Princeton, NJ, January 19, 2012–Princeton Theological Seminary announces events in February and March to celebrate Black History Month. Events include a worship service, a discussion on “Defining Blackness,” and a panel on “Words that Wound.”
• A worship service in Miller Chapel on February 2 at 6:30 p.m. with guest preacher Dr. Jeremiah A. Wright Jr.
• A celebratory dinner on February 3 at 5:30 p.m. in the Main Dining Room at a cost of $10.
• A program and dessert reception featuring live performances of poetry and singing on February 3 at 7:00 p.m. in the Main Lounge.
• A showing of Spike Lee’s film Bamboozled on February 6 at 5:30 p.m. in the Cooper Conference Room of the Erdman Center, School of Christian Vocation and Mission, 20 Library Place in Princeton.
• A dinner on February 7 at 5:30 p.m. in the Multipurpose Room of The Carl Fields Center, Princeton University, 58 Prospect Street in Princeton. The dinner is free but reservations are a must. Click here to R.S.V.P.
• A showing of Tyler Perry’s film The Family that Preys on February 8 at 5:30 p.m. in Room 1985 of The Carl Fields Center, Princeton University, 58 Prospect Street in Princeton.
• The Dr. Martin Luther King Jr. Lecture, given by Dr. Obery Hendricks, professor of biblical interpretation at New York Theological Seminary, on February 9 at 8:00 p.m. in Miller Chapel. His lecture is titled “Martin Luther King Jr. and a New Political Economy of Justice.” This is an endowed lecture of the Seminary.
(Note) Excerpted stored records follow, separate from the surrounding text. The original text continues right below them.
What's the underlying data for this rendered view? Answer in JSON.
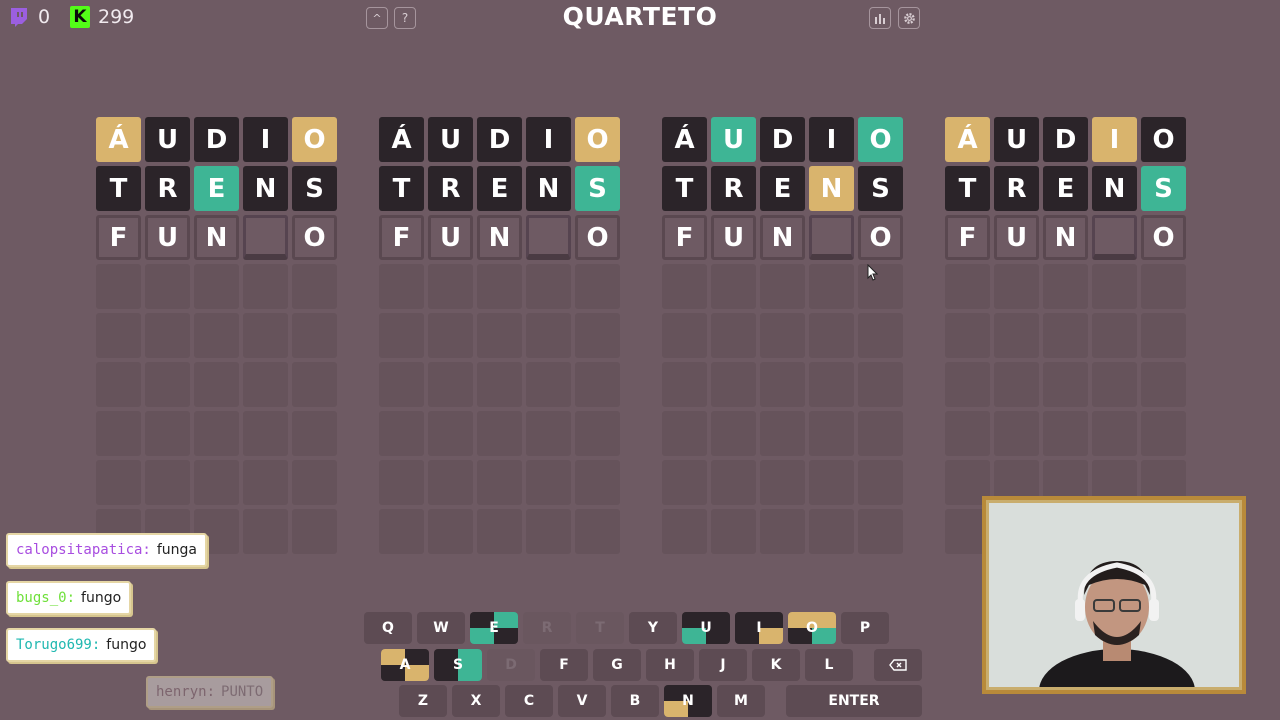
{
  "header": {
    "title": "QUARTETO",
    "twitch_count": "0",
    "kick_count": "299",
    "kick_logo": "K"
  },
  "boards": [
    {
      "rows": [
        [
          "Á",
          "U",
          "D",
          "I",
          "O"
        ],
        [
          "T",
          "R",
          "E",
          "N",
          "S"
        ],
        [
          "F",
          "U",
          "N",
          "",
          "O"
        ]
      ],
      "colors": [
        [
          "yl",
          "dk",
          "dk",
          "dk",
          "yl"
        ],
        [
          "dk",
          "dk",
          "gr",
          "dk",
          "dk"
        ],
        [
          "cur",
          "cur",
          "cur",
          "cur empty",
          "cur"
        ]
      ]
    },
    {
      "rows": [
        [
          "Á",
          "U",
          "D",
          "I",
          "O"
        ],
        [
          "T",
          "R",
          "E",
          "N",
          "S"
        ],
        [
          "F",
          "U",
          "N",
          "",
          "O"
        ]
      ],
      "colors": [
        [
          "dk",
          "dk",
          "dk",
          "dk",
          "yl"
        ],
        [
          "dk",
          "dk",
          "dk",
          "dk",
          "gr"
        ],
        [
          "cur",
          "cur",
          "cur",
          "cur empty",
          "cur"
        ]
      ]
    },
    {
      "rows": [
        [
          "Á",
          "U",
          "D",
          "I",
          "O"
        ],
        [
          "T",
          "R",
          "E",
          "N",
          "S"
        ],
        [
          "F",
          "U",
          "N",
          "",
          "O"
        ]
      ],
      "colors": [
        [
          "dk",
          "gr",
          "dk",
          "dk",
          "gr"
        ],
        [
          "dk",
          "dk",
          "dk",
          "yl",
          "dk"
        ],
        [
          "cur",
          "cur",
          "cur",
          "cur empty",
          "cur"
        ]
      ]
    },
    {
      "rows": [
        [
          "Á",
          "U",
          "D",
          "I",
          "O"
        ],
        [
          "T",
          "R",
          "E",
          "N",
          "S"
        ],
        [
          "F",
          "U",
          "N",
          "",
          "O"
        ]
      ],
      "colors": [
        [
          "yl",
          "dk",
          "dk",
          "yl",
          "dk"
        ],
        [
          "dk",
          "dk",
          "dk",
          "dk",
          "gr"
        ],
        [
          "cur",
          "cur",
          "cur",
          "cur empty",
          "cur"
        ]
      ]
    }
  ],
  "keyboard": {
    "row1": [
      "Q",
      "W",
      "E",
      "R",
      "T",
      "Y",
      "U",
      "I",
      "O",
      "P"
    ],
    "row2": [
      "A",
      "S",
      "D",
      "F",
      "G",
      "H",
      "J",
      "K",
      "L"
    ],
    "row3": [
      "Z",
      "X",
      "C",
      "V",
      "B",
      "N",
      "M"
    ],
    "enter_label": "ENTER",
    "backspace_icon": "backspace-icon"
  },
  "chat": [
    {
      "user": "calopsitapatica:",
      "message": "funga",
      "color": "#a84de0"
    },
    {
      "user": "bugs_0:",
      "message": "fungo",
      "color": "#6fe03a"
    },
    {
      "user": "Torugo699:",
      "message": "fungo",
      "color": "#1fb8b0"
    },
    {
      "user": "henryn:",
      "message": "PUNTO",
      "color": "#8a6f78"
    }
  ],
  "colors": {
    "background": "#6e5a63",
    "correct": "#3eb595",
    "present": "#d9b46d",
    "absent": "#2b2429"
  }
}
• “Michelle Obama and the Making of a Black President” Seminar on February 13 from 6:30 p.m. to 7:30 p.m. in Room 1985 of The Carl Fields Center, Princeton University, 58 Prospect Street in Princeton.
• A showing of Spike Lee’s film School Dayz on February 15 at 5:30 p.m. in Room 1985 of The Carl Fields Center, Princeton University, 58 Prospect Street in Princeton.
• “Who You Calling A _______?” an in-depth panel discussion and breakout groups on “Words that Wound” on February 16 from 4:30 p.m. to 8:30 p.m. in Stuart Hall, Room 6. There will be a dinner break. This event is sponsored by the Association of Black Seminarians, Koinonia, and the Office of Multicultural Relations.
• A showing of Tyler Perry’s film Madea’s Family Reunion on February 20 at 5:30 p.m. in Room 1985 of The Carl Fields Center, Princeton University, 58 Prospect Street in Princeton.
• A closing worship service on March 1 at 7:00 p.m. in Miller Chapel.
The origins of Black History Month are found in the scholarship of Dr. Carter G. Woodson, who earned his Ph.D. from Harvard University in 1912. In 1915 Woodson established the Association for the Study of Negro Life and History (now the Association for the Study of Afro-American Life and History). A year later, he founded the widely respected Journal of Negro History and in 1926 initiated the celebration of “Negro History Week” as an initiative to bring national attention to the contributions of Black people throughout American history. He chose the second week of February in order to honor the birthdays of Abraham Lincoln and Frederick Douglass. In addition, February marks the birth of W.E.B. DuBois and the death of Malcolm X, and the adoption of the 15th Amendment, giving Black Americans the right to vote.
All the events at Princeton Seminary in celebration of Black History Month are sponsored by the Seminary’s student-led organization, the Association of Black Seminarians, and are open to the public. Click here for more in-depth information or contact Teddy Reeves.
Princeton Theological Seminary was founded in 1812 as the first seminary established by the General Assembly of the Presbyterian Church. Celebrating its Bicentennial in 2012, it is the largest Presbyterian seminary in the country, with more than 500 students in six graduate degree programs.